Awww, what a great video. They are really enjoying themselves....and you have some gorgeous birds!


----------



## atvchick95 (Sep 17, 2007)

laurago said:


> Is your Quaker a good singer...lol whats it like having a Quaker I have heard good and bad things about them, but there is nothing like asking someone that has one when I was researching birds Quaker was on my list of a maybe some day


he can be a good singer when he want's to be lol

It's a iffy situation all 3 i've got have had other owners, before me and they're older, and set in thier ways and are extreamly loud but they are commical, photo bucket is giving me issues and not wanting to upload the video, but i'll keep trying it's very cute but i had to slide my camera over on my desk and just hit record i couldn't hold the cam , because as soon as i'd turn around to video him he'd stop! lol so since my pc is by the tv there are parts of the video you can't hear billy very well over the t.v but he gets louder 


Thank you all - I love they're startin to get into bieng sprayed, i've even caught a couple of them in the actual bathtub we have for them, but by the time i get my cam they're out 

now to get all the budgies into it so they'd stop bathing in thier water dish i'd be set lol


----------



## Sophia (Aug 11, 2007)

Great video, It looks like they are really enjoying themselves


----------



## Aly (Jul 30, 2007)

Cute video- like the song. Their cage looks a bit empty-(perches) were you cleaning it out at the time?


----------



## Plukie (Aug 26, 2007)

Awww, they really look like they were enjoying that. Dooby just runs from the spray and if I put a bath down for him he will jump in and jump straight out again. lol


----------



## Laura (Jul 30, 2007)

Plukie said:


> Dooby just runs from the spray


Georgie does the same thing, she runs and gives me dirty looks like how dare YOU do that to me ...hehe


----------



## xxxSpikexxx (Jul 30, 2007)

They look like they love having a shower  For perches Spike has a rope, manzita and two more Iam not sure off. I really like the manzita one it seems like it will last forever


----------



## Sophia (Aug 11, 2007)

Plukie said:


> Awww, they really look like they were enjoying that. Dooby just runs from the spray and if I put a bath down for him he will jump in and jump straight out again. lol


Same here, they will drink out of the bath, will step in but will just get back out agen


----------



## atvchick95 (Sep 17, 2007)

Babyluv12 said:


> Cute video- like the song. Their cage looks a bit empty-(perches) were you cleaning it out at the time?

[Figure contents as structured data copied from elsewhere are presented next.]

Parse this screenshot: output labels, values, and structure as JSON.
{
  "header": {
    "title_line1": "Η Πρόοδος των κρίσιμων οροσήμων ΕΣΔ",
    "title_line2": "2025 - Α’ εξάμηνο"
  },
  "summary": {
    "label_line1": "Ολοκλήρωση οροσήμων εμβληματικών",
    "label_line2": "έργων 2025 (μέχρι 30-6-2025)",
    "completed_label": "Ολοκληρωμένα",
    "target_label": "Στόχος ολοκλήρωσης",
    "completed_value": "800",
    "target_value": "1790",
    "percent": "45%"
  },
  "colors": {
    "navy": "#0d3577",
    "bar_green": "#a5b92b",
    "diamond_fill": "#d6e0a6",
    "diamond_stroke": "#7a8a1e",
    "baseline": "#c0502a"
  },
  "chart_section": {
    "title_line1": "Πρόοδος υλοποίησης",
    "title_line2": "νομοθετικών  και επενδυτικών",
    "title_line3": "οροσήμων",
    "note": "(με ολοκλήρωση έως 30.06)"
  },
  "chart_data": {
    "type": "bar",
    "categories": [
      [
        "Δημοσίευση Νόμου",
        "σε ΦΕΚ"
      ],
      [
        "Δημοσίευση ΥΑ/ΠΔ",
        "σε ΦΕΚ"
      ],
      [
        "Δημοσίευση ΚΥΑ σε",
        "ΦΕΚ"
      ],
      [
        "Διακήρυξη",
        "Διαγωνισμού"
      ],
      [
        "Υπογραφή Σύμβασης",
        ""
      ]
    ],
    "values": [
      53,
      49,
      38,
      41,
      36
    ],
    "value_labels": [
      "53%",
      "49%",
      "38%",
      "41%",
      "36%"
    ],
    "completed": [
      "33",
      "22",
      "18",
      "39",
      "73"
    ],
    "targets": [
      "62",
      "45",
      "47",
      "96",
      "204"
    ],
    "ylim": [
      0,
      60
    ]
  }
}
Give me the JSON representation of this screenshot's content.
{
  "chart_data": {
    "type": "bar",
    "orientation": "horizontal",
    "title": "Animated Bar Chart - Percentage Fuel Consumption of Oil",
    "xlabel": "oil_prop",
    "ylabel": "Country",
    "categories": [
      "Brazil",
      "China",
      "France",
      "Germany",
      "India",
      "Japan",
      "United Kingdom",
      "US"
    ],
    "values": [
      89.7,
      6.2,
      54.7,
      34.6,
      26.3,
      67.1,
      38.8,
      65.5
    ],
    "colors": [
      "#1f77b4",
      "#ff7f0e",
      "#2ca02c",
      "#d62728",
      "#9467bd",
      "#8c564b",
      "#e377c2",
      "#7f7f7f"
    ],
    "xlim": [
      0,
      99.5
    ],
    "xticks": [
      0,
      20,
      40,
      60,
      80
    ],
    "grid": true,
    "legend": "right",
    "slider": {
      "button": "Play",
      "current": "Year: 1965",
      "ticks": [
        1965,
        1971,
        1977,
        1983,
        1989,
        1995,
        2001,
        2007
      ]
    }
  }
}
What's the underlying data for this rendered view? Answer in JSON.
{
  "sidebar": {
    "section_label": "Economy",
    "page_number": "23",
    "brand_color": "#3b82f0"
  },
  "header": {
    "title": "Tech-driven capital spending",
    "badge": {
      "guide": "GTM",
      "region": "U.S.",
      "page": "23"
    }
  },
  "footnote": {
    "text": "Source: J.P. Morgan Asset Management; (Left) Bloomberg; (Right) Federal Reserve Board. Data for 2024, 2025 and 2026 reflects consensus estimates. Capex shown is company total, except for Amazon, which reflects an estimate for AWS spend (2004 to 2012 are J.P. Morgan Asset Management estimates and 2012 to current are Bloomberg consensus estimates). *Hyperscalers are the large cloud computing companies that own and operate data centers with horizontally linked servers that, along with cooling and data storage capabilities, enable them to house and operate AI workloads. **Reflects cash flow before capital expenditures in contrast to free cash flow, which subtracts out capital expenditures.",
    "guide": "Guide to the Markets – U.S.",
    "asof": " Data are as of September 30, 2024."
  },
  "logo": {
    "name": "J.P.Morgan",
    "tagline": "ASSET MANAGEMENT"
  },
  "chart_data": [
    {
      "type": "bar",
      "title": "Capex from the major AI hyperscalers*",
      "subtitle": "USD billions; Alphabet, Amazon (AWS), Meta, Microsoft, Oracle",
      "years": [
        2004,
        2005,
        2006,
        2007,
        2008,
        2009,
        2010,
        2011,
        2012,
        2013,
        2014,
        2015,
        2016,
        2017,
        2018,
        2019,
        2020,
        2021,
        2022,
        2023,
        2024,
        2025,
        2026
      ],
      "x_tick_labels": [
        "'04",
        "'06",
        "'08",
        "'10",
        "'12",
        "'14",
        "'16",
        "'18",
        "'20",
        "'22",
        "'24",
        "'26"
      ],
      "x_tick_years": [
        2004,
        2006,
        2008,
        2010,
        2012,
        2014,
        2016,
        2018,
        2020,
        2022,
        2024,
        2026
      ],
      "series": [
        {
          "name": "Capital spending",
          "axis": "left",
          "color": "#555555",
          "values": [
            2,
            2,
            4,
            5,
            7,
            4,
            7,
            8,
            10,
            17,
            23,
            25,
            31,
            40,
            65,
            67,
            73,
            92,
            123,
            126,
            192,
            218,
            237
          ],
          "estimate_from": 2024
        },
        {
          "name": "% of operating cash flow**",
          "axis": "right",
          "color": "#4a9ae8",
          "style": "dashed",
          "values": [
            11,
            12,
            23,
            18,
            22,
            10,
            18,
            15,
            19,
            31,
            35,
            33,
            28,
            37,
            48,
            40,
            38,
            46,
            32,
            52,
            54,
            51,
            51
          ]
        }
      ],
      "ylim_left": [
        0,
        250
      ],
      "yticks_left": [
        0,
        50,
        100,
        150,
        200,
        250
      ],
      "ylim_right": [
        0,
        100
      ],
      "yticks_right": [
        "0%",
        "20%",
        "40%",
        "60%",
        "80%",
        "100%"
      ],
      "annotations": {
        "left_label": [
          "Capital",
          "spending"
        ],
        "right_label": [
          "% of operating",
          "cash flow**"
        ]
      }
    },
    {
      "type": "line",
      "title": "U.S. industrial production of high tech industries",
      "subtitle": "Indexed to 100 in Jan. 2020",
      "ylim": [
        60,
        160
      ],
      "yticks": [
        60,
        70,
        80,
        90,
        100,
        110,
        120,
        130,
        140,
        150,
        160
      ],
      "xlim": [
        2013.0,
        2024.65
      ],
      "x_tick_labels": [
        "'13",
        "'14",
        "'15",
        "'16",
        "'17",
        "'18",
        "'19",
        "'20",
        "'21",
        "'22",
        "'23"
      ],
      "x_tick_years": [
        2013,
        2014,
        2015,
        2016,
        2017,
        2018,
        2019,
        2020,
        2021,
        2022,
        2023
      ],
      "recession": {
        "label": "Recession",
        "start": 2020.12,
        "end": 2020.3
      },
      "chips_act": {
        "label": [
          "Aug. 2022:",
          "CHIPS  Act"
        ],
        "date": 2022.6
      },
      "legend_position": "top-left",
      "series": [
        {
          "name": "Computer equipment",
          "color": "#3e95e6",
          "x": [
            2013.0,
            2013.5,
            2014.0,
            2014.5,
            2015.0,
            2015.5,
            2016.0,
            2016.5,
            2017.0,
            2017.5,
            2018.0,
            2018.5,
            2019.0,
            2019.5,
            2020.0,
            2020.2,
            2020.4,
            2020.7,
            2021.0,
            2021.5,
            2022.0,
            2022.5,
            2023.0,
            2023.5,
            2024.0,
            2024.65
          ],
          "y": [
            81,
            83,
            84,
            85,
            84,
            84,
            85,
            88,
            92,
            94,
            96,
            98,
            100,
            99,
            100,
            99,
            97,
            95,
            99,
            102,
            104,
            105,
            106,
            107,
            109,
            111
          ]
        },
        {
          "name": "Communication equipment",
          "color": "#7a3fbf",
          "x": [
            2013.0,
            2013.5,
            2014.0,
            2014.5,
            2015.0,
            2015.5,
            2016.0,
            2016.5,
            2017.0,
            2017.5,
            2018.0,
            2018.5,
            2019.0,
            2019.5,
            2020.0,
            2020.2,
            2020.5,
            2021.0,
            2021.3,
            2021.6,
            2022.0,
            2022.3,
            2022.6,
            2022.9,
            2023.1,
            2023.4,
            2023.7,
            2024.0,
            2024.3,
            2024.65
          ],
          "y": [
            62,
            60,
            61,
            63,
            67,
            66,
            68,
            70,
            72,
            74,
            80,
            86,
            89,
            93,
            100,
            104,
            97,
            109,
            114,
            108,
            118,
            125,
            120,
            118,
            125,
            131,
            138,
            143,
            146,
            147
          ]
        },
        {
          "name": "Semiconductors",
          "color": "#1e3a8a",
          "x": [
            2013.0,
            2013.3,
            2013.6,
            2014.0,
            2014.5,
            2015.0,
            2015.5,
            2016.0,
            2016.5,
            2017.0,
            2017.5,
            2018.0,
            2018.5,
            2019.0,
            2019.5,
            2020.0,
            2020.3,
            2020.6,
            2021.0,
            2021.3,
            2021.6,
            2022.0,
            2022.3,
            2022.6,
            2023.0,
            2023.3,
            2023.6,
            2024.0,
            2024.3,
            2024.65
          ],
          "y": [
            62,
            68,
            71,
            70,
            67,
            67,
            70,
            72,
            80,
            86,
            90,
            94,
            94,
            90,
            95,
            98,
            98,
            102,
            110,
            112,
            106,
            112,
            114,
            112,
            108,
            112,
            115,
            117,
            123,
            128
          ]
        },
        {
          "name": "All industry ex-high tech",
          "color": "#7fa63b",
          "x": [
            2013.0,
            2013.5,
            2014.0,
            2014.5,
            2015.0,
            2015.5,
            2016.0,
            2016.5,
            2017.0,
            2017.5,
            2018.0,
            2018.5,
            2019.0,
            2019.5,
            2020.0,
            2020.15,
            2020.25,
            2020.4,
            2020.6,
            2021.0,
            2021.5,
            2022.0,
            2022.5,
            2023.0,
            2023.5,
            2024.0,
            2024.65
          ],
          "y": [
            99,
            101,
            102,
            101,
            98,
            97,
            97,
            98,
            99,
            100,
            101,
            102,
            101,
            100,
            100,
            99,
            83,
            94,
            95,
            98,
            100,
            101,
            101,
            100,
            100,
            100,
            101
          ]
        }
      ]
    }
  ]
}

nope both cages have 2 long perches the entire length of the cage,and thier toys and dishes they don't get caged up any more the doors are open 24/7 they're always out on top of the cage or the play gym or on the cage doors ,


----------



## Aly (Jul 30, 2007)

atvchick95 said:


> nope both cages have 2 long perches the entire length of the cage,and thier toys and dishes they don't get caged up any more the doors are open 24/7 they're always out on top of the cage or the play gym or on the cage doors ,


I know they're out all the time but it's good to give them a variety of perches. Personally, I don't like those perches for tiels because I find them too small for their feet. You should still add a few different ones. Sitting on the same perch is not good for their feet.


----------